Finding the demon inside strontium ruthenate doesn’t prove it causes superconductivity. But it confirms the particle is real and that it exists in conditions relevant to the high-temperature superconductivity puzzle. Knowing exactly what the demon does inside a material gives scientists a new angle to examine.
An Accidental Discovery With Planned Implications
Abbamonte is straightforward about how the discovery happened. His team wasn’t chasing the demon. They weren’t setting out to prove or disprove Pines’ prediction. They were simply looking at a metal no one had studied in this way before, with a technique most labs don’t use.
“It speaks to the importance of just measuring stuff,” Abbamonte said. “Most big discoveries are not planned. You go look somewhere new and see what’s there.”
That attitude produced one of the more significant finds in condensed matter physics in recent memory. It also raises an obvious question: if strontium ruthenate has a demon, what other metals might be hiding one?
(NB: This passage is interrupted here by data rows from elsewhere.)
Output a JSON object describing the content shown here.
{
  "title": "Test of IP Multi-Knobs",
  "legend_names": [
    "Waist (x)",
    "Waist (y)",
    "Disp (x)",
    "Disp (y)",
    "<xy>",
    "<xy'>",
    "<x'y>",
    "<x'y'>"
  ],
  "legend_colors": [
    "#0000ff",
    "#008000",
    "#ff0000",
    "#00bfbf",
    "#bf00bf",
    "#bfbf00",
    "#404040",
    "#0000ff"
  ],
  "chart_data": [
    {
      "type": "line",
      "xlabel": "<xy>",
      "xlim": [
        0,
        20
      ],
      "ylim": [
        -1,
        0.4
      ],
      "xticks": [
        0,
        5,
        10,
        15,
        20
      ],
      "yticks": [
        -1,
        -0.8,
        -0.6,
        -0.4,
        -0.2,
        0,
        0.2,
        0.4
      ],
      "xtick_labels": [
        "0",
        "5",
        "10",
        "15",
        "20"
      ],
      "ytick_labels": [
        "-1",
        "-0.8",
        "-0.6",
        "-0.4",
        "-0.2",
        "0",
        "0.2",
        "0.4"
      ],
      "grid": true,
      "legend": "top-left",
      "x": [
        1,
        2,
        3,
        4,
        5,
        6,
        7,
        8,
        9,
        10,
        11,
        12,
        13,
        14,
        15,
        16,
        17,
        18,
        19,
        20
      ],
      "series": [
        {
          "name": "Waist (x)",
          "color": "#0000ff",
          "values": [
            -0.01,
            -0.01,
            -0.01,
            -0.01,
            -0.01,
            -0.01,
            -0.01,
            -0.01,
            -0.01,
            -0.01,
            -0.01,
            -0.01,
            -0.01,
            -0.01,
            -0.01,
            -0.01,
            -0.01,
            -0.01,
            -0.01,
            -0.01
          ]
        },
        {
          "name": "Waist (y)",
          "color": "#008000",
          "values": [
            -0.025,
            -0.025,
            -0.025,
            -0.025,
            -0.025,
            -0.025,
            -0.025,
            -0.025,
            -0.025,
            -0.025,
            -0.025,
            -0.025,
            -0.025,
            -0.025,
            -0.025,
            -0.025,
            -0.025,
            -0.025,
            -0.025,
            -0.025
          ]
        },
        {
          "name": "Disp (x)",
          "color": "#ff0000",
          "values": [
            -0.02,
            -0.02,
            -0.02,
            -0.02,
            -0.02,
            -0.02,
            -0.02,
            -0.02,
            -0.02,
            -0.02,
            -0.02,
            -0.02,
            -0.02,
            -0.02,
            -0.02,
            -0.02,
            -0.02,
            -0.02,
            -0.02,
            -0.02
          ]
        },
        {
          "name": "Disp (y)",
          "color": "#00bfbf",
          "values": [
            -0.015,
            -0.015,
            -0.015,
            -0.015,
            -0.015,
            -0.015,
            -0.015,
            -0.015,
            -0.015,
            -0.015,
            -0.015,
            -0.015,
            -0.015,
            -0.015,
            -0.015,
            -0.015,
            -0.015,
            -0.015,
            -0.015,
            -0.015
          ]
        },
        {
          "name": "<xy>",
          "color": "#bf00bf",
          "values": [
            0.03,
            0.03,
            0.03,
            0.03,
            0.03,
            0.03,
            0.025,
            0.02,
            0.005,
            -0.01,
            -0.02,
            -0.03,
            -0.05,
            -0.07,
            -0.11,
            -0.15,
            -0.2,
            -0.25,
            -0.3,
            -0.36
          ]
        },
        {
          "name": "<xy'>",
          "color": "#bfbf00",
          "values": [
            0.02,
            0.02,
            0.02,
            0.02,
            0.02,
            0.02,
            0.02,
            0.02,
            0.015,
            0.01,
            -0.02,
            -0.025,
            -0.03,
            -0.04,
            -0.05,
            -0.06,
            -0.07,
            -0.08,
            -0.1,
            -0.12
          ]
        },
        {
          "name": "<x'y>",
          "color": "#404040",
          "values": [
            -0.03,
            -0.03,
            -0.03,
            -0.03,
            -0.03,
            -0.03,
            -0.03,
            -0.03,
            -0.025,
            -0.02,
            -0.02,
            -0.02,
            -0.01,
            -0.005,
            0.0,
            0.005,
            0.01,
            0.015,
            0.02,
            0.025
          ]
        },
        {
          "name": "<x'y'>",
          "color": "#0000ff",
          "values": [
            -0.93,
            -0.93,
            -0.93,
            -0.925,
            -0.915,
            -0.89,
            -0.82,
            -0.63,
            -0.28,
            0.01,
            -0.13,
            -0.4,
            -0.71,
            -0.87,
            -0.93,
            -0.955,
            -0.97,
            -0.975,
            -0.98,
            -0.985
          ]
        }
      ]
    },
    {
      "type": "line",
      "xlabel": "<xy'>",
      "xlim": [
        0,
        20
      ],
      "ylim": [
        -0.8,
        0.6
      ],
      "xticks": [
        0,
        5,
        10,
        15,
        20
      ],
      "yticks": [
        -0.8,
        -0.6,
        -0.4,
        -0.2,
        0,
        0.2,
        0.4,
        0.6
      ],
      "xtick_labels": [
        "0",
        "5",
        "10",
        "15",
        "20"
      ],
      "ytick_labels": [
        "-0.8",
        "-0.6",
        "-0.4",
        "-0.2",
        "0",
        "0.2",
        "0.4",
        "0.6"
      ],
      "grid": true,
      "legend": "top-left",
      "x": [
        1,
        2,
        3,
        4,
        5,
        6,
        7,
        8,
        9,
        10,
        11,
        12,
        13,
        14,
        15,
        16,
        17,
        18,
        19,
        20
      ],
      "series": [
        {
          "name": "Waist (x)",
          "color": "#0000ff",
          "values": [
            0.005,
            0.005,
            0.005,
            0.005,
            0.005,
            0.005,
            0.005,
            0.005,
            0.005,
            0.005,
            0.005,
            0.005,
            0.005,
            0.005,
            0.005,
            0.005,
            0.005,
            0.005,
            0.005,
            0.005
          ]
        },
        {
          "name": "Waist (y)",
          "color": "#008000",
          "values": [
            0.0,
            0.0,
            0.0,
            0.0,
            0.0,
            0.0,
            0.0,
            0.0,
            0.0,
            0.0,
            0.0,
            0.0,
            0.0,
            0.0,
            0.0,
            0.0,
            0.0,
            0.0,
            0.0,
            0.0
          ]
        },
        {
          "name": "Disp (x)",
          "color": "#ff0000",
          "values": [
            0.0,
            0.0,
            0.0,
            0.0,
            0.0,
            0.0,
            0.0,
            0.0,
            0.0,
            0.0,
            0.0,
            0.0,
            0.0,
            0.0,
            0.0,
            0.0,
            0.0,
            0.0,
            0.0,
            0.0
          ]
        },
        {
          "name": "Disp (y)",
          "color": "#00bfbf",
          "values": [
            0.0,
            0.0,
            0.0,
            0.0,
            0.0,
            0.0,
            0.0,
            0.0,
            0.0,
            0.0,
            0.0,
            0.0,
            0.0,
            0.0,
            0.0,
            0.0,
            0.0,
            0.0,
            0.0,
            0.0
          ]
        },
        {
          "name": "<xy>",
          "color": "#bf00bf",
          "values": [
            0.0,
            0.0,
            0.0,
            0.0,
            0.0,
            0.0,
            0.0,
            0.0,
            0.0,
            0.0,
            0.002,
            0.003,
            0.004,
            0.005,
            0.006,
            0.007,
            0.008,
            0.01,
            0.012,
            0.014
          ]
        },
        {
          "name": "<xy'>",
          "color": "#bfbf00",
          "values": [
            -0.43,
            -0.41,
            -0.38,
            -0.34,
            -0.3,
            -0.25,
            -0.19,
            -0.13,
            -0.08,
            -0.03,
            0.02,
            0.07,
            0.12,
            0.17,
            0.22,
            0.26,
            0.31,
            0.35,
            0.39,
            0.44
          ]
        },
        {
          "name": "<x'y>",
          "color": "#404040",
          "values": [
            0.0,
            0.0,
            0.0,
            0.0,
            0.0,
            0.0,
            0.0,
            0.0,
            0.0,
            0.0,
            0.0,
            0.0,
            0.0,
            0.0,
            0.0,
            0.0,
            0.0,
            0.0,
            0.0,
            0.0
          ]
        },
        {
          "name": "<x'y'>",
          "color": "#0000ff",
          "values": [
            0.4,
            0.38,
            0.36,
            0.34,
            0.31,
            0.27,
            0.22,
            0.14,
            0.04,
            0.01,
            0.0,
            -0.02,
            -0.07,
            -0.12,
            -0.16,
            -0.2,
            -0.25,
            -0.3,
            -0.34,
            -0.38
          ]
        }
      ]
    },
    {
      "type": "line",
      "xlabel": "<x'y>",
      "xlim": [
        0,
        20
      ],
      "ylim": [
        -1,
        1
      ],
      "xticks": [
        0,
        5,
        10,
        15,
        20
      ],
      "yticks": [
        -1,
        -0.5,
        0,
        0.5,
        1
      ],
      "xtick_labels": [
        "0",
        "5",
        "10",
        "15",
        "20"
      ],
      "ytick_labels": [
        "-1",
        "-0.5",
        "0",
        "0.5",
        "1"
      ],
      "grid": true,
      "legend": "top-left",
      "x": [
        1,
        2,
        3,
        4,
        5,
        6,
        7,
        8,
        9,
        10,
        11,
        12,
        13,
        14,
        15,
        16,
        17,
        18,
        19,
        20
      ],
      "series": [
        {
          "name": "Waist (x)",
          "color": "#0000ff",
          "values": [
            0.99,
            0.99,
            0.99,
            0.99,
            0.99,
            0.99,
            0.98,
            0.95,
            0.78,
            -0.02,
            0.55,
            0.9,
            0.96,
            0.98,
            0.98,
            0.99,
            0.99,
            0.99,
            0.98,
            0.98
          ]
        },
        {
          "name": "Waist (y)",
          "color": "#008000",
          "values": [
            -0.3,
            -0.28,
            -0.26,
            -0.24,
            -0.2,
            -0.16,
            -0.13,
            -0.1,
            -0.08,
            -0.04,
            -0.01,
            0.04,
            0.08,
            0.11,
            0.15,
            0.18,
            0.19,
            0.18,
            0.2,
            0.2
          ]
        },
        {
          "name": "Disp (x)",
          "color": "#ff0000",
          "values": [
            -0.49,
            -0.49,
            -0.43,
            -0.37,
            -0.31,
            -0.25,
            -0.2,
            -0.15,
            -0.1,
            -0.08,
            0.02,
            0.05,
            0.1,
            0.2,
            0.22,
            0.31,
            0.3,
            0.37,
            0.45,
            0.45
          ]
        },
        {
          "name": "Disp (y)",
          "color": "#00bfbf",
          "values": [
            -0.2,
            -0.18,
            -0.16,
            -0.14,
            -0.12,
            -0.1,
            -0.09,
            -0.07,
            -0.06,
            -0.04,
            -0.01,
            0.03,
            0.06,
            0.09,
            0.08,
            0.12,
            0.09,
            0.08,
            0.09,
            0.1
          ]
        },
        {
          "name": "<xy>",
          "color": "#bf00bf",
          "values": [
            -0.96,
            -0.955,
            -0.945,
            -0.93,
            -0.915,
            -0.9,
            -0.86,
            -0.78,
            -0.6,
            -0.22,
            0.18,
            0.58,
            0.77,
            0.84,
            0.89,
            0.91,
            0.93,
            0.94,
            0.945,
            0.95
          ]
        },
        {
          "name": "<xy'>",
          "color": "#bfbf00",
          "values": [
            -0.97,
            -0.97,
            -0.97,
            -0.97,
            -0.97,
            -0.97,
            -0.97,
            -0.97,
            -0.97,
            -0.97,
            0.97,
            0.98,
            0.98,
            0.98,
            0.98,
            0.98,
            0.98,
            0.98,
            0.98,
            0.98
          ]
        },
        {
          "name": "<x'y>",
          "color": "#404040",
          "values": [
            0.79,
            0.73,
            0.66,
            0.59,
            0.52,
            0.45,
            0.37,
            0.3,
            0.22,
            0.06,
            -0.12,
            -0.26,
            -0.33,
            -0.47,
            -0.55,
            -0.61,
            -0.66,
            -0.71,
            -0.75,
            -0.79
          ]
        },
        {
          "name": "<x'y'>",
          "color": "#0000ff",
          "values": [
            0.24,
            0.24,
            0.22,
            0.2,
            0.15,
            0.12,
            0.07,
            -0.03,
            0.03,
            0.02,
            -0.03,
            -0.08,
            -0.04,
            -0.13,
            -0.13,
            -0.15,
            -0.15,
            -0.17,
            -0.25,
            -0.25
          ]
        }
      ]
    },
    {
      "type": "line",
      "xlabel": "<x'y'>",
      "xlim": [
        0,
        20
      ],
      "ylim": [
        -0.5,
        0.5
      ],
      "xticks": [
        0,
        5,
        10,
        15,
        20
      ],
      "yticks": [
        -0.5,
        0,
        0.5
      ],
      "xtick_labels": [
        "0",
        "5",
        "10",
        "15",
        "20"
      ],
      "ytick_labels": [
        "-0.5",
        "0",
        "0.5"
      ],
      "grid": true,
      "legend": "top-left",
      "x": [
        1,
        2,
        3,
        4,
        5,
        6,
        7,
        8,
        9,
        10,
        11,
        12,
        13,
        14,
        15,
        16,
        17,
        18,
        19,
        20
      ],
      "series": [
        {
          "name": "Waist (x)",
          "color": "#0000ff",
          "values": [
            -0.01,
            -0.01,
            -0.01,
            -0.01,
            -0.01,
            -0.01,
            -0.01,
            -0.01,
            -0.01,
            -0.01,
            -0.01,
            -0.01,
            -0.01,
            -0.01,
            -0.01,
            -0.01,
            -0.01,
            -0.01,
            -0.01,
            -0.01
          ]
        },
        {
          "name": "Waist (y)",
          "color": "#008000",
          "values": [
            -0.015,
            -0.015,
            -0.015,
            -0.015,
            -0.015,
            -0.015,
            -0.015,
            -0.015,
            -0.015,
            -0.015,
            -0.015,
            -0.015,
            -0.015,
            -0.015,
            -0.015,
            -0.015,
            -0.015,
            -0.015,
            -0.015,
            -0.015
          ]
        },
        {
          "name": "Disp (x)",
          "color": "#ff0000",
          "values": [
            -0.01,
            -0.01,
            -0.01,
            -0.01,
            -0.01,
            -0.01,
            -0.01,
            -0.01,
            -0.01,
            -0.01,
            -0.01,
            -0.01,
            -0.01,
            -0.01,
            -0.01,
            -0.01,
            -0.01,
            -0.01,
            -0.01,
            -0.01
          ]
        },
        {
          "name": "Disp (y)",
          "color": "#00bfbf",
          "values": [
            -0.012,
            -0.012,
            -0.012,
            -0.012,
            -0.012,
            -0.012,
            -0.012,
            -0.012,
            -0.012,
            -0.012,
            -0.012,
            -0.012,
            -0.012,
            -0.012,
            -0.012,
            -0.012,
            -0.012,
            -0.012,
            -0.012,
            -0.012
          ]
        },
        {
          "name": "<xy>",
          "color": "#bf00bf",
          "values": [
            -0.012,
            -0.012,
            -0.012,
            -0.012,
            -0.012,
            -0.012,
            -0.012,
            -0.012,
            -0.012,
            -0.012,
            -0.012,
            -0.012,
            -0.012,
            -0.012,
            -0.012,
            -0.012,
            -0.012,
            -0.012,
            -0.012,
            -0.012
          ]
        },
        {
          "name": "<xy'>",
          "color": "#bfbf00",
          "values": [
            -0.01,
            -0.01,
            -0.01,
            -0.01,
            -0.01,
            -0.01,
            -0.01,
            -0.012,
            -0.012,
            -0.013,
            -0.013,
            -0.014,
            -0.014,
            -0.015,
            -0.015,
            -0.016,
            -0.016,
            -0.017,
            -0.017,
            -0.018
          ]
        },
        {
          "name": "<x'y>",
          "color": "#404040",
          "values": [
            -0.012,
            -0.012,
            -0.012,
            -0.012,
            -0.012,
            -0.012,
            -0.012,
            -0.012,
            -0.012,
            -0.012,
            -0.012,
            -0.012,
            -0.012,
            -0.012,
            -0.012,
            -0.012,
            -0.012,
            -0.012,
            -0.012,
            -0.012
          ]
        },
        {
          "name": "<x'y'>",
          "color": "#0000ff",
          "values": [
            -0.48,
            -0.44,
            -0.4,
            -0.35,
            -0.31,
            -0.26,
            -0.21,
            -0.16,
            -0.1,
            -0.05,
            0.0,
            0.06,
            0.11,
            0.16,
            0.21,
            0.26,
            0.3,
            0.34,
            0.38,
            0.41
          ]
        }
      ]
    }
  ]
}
Researchers point out that the conditions required to form a demon are not specific to strontium ruthenate. Any metal with electrons spread across multiple energy bands, where those bands have different enough properties, could host one. Many metals fit that description. Future experiments in other materials could reveal whether demons are a rare exception or a surprisingly common feature of the electronic world.
Confirmed, But Far From Finished
Detecting the demon is one step. Understanding everything it does requires more work. Current theoretical models of demons, including the one used to predict and confirm this discovery, have known limitations. Some aspects of the demon’s behavior in strontium ruthenate, particularly at very low momentum, don’t fully match existing predictions. Researchers are calling for more advanced theories that account for subtler quantum effects, including how the demon moves, decays, and interacts with other features of a material’s electronic structure.
New experimental tools could help. High-powered electron microscopes with improved energy resolution may let scientists watch demon behavior at finer scales than current instruments allow.
On the superconductivity front, the real prize remains room-temperature superconductors. Power grids operating with zero energy loss, faster and more stable quantum computers, and medical imaging systems that don’t require liquid nitrogen cooling. These applications sit at the end of a long research road. Pines’ demon doesn’t hand any of that over immediately.
What it does is fill in a gap that has sat open since 1956. For nearly seven decades, physicists suspected something was missing from the picture of how electrons behave inside metals. Now they’ve seen it, measured it, and confirmed it.
A particle with no mass, no charge, and no interaction with light hid inside an ordinary piece of metal for longer than most living scientists have been alive. Somewhere in that particle’s strange properties, researchers believe, lies a clue to one of the most sought-after goals in modern physics. Finding the demon was the beginning. What it helps build next is the real story.